The author is a Reuters Breakingviews columnist. The opinions expressed are his own.

China’s push into global aeroplane finance has survived recent market turbulence. Bohai Leasing’s $2.6 billion offer for Dublin-based Avolon is slightly below its indicative bid a month ago. But clearly it will take more than a declining yuan and worries about rising interest rates to ground the group’s ambitions.

Chinese bidders have had the plane-hire business on their radar screens for a while. As capital-constrained Western banks and insurers like AIG withdraw, Chinese lenders and others have piled into a business notable for offering the most attractive returns in the airline industry. Growing Chinese demand for air travel supports the case: the People’s Republic has less than a third as many commercial jets as the United States despite having four times the population.

Avolon and its private equity backers now look vindicated in rejecting takeover bids and pushing ahead with an initial public offering last December. Bohai – whose parent company controls several Chinese carriers including Hainan Airlines – offered to buy 20 percent of the NYSE-listed group for $26 per share in mid-July. But when a rival Chinese consortium made a bid for the whole company, Bohai did too.

August’s market jitters might have derailed the deal: the cheaper yuan will squeeze Chinese airlines whose fleet is priced in dollars, while higher interest rates raise the cost of funding for leasing companies. In the end, the two sides agreed a price of $31 a share –a dollar less than Bohai’s indicative bid, but still a chunky 55 percent premium to Avalon’s IPO price. A $350 million deposit – equivalent to 14 percent of the value of the offer – provides comfort to the sellers.

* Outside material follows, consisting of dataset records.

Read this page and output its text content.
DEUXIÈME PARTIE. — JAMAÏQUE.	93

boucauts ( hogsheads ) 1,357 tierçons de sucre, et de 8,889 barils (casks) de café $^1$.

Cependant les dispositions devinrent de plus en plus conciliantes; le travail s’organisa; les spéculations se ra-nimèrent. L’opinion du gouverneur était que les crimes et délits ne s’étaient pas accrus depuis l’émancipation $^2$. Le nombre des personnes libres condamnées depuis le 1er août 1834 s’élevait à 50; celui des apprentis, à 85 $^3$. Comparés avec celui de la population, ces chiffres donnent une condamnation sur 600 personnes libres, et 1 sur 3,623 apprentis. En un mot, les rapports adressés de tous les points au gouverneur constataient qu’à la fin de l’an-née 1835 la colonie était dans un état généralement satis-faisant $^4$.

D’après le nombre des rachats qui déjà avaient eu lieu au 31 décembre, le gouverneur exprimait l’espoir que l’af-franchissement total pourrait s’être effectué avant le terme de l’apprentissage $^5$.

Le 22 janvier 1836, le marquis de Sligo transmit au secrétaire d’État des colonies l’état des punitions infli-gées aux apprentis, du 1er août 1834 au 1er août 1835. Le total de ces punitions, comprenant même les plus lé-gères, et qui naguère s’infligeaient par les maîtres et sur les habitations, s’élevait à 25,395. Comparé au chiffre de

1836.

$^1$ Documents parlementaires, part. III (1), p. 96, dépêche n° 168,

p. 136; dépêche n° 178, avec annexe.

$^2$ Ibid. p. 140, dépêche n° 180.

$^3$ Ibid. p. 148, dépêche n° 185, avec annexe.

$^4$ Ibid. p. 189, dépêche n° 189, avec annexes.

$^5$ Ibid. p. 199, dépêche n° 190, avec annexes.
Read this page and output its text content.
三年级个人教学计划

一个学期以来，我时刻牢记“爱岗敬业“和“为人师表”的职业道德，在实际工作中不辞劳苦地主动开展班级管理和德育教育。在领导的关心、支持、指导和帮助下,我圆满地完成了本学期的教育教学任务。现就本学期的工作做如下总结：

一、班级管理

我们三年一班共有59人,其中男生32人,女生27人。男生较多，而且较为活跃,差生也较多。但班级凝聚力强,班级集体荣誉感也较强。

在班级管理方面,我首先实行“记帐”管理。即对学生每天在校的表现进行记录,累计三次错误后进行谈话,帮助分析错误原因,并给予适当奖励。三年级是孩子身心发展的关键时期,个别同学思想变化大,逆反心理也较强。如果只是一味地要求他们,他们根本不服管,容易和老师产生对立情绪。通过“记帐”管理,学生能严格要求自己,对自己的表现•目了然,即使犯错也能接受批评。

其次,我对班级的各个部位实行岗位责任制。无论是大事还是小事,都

The $3.8 billion Chinese group isn’t getting a bargain. While listed rivals like AerCap and Air Lease trade at around this year’s expected book value, this offer values Avalon at about 1.5 times book. But that is unlikely to trouble Bohai’s own investors: even though its share price has halved from a peak in June, the company still trades at more than twice its net worth. It will take bigger financial air pockets to knock Bohai’s overseas expansion off-course.